Allah Y’ Barek

by Camille Zakharia

Dimensions: 38 x 18.5 in
Medium: Archival Inkjet Print on Hahnemuhle Fine Art Paper

Market value: $3,300

Minimum bid: $2,200

 

Camille Zakharia was born in Tripoli, Lebanon (1962) and lives between Bahrain and Canada. As one of the proverbial exiles of the decades-long Lebanese Civil War, Zakharia’s itinerary is an unusual tale of immigration, between the United States, Turkey, Greece, and ultimately Canada and Bahrain. The celebrated photographer, graduate of the Nova Scotia College of Art & Design in Halifax, is an experienced surveyor of the contemporary human condition as it has become inherently entangled with processes of migration, immigration, globalization and displacement.

His photography work is not simply a travel documentary but an open book riddled with questions: What if things could be read differently? The possibilities of memory as a molten material are brought to life with discreet accuracy.

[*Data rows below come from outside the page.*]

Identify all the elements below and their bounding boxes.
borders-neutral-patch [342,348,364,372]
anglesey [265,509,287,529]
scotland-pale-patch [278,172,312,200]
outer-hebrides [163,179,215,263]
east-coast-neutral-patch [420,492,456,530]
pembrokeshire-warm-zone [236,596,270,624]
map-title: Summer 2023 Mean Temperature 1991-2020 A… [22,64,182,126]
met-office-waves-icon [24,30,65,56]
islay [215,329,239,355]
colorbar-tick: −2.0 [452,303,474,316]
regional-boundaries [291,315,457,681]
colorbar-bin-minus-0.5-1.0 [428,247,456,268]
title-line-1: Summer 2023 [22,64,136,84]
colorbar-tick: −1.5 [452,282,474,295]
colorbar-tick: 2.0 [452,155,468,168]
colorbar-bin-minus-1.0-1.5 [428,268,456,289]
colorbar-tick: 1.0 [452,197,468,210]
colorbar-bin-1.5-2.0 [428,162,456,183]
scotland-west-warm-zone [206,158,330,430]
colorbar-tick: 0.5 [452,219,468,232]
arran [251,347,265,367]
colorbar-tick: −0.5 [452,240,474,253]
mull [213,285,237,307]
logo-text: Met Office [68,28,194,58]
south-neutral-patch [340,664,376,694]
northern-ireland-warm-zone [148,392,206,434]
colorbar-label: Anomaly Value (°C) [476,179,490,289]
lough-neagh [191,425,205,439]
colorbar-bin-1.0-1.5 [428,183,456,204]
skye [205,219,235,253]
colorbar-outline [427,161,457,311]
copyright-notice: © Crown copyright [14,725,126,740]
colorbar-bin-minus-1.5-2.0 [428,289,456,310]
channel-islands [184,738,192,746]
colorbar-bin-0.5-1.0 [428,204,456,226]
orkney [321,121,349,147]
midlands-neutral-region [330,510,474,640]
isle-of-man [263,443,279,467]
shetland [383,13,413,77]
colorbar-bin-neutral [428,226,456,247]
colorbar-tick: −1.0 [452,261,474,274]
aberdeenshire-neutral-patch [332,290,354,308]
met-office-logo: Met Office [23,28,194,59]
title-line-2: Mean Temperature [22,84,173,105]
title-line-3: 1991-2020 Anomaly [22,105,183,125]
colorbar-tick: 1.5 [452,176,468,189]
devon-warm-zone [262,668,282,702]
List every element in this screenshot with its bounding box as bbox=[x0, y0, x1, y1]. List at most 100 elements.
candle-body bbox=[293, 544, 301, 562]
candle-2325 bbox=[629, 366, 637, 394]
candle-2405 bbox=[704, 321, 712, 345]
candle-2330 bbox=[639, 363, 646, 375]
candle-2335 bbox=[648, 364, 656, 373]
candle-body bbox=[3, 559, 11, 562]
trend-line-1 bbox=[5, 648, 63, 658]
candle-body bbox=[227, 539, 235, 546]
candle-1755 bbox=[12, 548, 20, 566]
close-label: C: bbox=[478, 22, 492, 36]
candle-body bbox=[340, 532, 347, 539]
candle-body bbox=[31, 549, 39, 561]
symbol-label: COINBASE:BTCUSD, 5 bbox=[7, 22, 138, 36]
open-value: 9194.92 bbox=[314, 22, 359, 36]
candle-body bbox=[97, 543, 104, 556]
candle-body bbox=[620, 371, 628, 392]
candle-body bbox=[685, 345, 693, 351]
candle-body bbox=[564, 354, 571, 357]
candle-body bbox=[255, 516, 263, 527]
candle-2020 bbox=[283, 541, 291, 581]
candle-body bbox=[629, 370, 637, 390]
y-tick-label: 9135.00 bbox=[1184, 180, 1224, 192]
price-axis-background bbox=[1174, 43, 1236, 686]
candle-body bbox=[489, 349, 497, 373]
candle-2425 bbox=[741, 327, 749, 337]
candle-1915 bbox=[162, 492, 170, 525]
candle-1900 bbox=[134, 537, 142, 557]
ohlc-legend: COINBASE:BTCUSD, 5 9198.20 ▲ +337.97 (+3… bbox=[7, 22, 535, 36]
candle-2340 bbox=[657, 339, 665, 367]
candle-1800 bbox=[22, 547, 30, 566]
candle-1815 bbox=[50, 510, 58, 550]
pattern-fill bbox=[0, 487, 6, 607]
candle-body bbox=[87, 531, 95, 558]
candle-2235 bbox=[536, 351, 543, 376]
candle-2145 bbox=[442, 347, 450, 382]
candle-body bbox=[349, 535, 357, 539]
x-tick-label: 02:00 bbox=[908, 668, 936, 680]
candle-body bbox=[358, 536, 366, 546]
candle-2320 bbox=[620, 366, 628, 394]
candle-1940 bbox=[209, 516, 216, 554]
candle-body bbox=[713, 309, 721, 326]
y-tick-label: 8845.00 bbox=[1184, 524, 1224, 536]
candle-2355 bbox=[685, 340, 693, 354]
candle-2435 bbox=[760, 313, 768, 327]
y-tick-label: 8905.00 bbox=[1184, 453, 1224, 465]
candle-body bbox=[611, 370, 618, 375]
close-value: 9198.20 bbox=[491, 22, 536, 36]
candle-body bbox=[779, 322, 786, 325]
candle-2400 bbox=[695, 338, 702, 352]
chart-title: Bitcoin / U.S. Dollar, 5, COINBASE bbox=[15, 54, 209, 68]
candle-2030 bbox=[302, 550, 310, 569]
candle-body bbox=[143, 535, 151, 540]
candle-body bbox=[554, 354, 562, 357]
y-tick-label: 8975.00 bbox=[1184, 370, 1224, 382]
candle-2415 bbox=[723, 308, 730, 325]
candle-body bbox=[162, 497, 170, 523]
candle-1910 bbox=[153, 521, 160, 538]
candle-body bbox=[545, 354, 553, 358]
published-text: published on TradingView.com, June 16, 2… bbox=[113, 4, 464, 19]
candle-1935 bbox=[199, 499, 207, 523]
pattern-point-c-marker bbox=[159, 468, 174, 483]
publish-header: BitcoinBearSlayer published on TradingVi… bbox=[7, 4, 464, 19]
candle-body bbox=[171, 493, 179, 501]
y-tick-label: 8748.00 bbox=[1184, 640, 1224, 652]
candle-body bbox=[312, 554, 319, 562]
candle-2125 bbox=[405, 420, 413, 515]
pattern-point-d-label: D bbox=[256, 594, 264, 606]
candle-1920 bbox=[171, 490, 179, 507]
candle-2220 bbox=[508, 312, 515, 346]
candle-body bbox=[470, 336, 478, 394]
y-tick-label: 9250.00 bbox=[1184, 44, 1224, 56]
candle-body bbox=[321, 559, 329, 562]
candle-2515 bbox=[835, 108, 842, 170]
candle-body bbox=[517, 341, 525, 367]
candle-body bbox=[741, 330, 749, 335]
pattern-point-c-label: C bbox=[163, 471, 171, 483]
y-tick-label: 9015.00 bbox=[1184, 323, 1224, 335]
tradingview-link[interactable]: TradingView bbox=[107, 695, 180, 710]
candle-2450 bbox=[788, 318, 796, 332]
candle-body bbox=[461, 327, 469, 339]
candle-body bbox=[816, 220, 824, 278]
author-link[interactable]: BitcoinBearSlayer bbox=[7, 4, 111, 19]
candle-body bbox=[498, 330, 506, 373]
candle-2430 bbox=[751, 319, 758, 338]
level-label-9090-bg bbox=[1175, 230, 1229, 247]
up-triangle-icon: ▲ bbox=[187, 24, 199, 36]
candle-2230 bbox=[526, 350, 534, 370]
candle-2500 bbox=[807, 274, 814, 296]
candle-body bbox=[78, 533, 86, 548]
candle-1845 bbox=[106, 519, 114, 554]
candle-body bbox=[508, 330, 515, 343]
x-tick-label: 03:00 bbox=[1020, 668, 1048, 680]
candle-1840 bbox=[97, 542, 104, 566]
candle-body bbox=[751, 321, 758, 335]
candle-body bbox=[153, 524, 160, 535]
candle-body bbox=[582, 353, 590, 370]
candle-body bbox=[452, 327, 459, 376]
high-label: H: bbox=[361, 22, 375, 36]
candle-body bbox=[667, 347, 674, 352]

Zakharia investigates the manner in which visual representation of everyday life is altered by historical and political circumstances, dislocating images of the past from their position of safety, translating them into an open field of hesitation. Dwelling on the controlled accident of the camera, he then exchanges the objective value of visually narrated experience for syntactically staged deconstructions through patient manual re-arrangement in the form of collage. While the documents appear seemly intact, his interventions explore the limits of the historical in the era of image reproduction. The artist is always in the search for the fleeting moment which has already vanished once it has been captured; then follows the arrangement into a coherent whole which is only apparent and no longer tangible.

From his earlier work on the lives and personal stories of Arab immigrants in North America to his “Markings” series, based on texture photographs of urban objects – serving as metaphors – such as asphalt and paint, he constructs irredeemable solids sculpted into patterns, carefully staged as wholeness. Zakharia’s “Coastal Promenade”, commissioned by Bahrain’s Ministry of Culture as a part of “Reclaim Bahrain”, the Golden Lion-winning pavilion at the 2010 Venice Architecture Biennial is an in-depth visual study of the archipelago’s coastline decay, devastated by industrial pollution and urbanization. The project surveys urban memory at the very moment of its disappearance, becoming an art historical document charged with the power of both longing and imagination.